In 1441 Eleanor Cobham, Duchess of Gloucester, was accused of witchcraft, including necromancy and raising the dead. It was said she had paid astrologers to foresee the king’s illness or death. Her fellow-witch Margery Jourdemayne was burned at the stake. Eleanor, who was wealthy and famous, was only made to do penance, parading through the streets in a white robe. Professor Gibson believes she may have inspired the fictional scheming noblewoman Cersei Lannister, in Game of Thrones.
Around the 16th century the stereotype of a witch - a repulsive, hobbling old woman – became popular. In 1584 Reginald Scot, a Kentish gentleman-farmer, wrote that a witch was likely to be: a woman who was “old, lame, blear-eyed, pale… and full of wrinkles; poor, sullen, superstitious”.
By Victorian times - and often with American influence - artists had added pumpkins and broomsticks. The witch was becoming the Halloween caricature, represented by the Wicked Witches of the East and West in the 1939 film, the Wizard of Oz, and witch/queen in the 1937 film Snow White and the Seven Dwarfs.
During the First World War, however, radical women fighting for suffrage and women working in the war effort rediscovered witches and the witch was rehabilitated in the popular imagination. Novels at the time even depicted powerful young female witches from Britain and Germany holding magical battles with wands over London, Harry Potter style.
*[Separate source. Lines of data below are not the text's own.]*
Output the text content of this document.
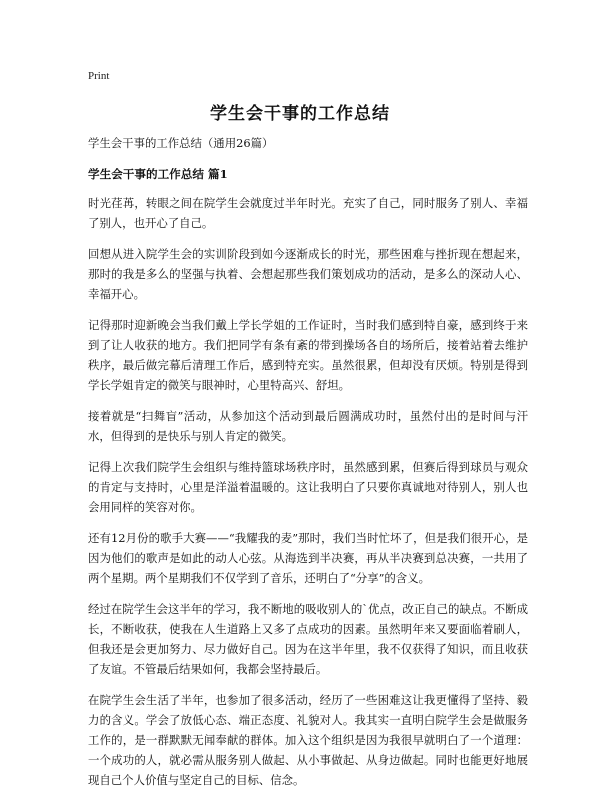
Print
学生会干事的工作总结
学生会干事的工作总结（通用26篇）
学生会干事的工作总结 篇1

时光荏苒，转眼之间在院学生会就度过半年时光。充实了自己，同时服务了别人、幸福了别人，也开心了自己。

回想从进入院学生会的实训阶段到如今逐渐成长的时光，那些困难与挫折现在想起来，那时的我是多么的坚强与执着、会想起那些我们策划成功的活动，是多么的深动人心、幸福开心。

记得那时迎新晚会当我们戴上学长学姐的工作证时，当时我们感到特自豪，感到终于来到了让人收获的地方。我们把同学有条有紊的带到操场各自的场所后，接着站着去维护秩序，最后做完幕后清理工作后，感到特充实。虽然很累，但却没有厌烦。特别是得到学长学姐肯定的微笑与眼神时，心里特高兴、舒坦。

接着就是“扫舞盲”活动，从参加这个活动到最后圆满成功时，虽然付出的是时间与汗水，但得到的是快乐与别人肯定的微笑。

记得上次我们院学生会组织与维持篮球场秩序时，虽然感到累，但赛后得到球员与观众的肯定与支持时，心里是洋溢着温暖的。这让我明白了只要你真诚地对待别人，别人也会用同样的笑容对你。

还有12月份的歌手大赛——“我耀我的麦”那时，我们当时忙坏了，但是我们很开心，是因为他们的歌声是如此的动人心弦。从海选到半决赛，再从半决赛到总决赛，一共用了两个星期。两个星期我们不仅学到了音乐，还明白了“分享”的含义。

经过在院学生会这半年的学习，我不断地的吸收别人的`优点，改正自己的缺点。不断成长，不断收获，使我在人生道路上又多了点成功的因素。虽然明年来又要面临着刷人，但我还是会更加努力、尽力做好自己。因为在这半年里，我不仅获得了知识，而且收获了友谊。不管最后结果如何，我都会坚持最后。

在院学生会生活了半年，也参加了很多活动，经历了一些困难这让我更懂得了坚持、毅力的含义。学会了放低心态、端正态度、礼貌对人。我其实一直明白院学生会是做服务工作的，是一群默默无闻奉献的群体。加入这个组织是因为我很早就明白了一个道理：一个成功的人，就必需从服务别人做起、从小事做起、从身边做起。同时也能更好地展现自己个人价值与坚定自己的目标、信念。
Stella Benson’s 1919 novel Living Alone featured a witch who made people's lives better – happier, more imaginative, freer. She lived alone too: that was a new thing for women. The heroine of the story, a bold and powerful witch fought a magical battle with a German witch in the air over London.
In 1926 Sylvia Townsend Warner wrote a novel, Lolly Willowes in which a woman becomes a witch as a way to escape from her controlling male relatives. She curses one of them to be stung by wasps, and makes a pact with the devil.
The witch in fiction evolved alongside perceptions of women. In the 1960s and early 1970s the witch in Bewitched was a charming housewife. The witches in Harry Potter had various roles and could be powerful and scary in their own right. So the old witch stereotype with black cat, pointy hat and broomstick is not the whole story of witches.
Between 50,000 and 200,000 people are estimated to have been executed as witches across Europe, mostly in the sixteenth and seventeenth centuries. The last Witchcraft Act was not repealed in England until 1951: it was used to prosecute spiritualist mediums and fortune-tellers.
Covens of ‘real’ witches are still found around Britain and around the world. Earlier this year, women calling themselves witches – including a ‘coven’ in New York city - put a spell on Donald Trump.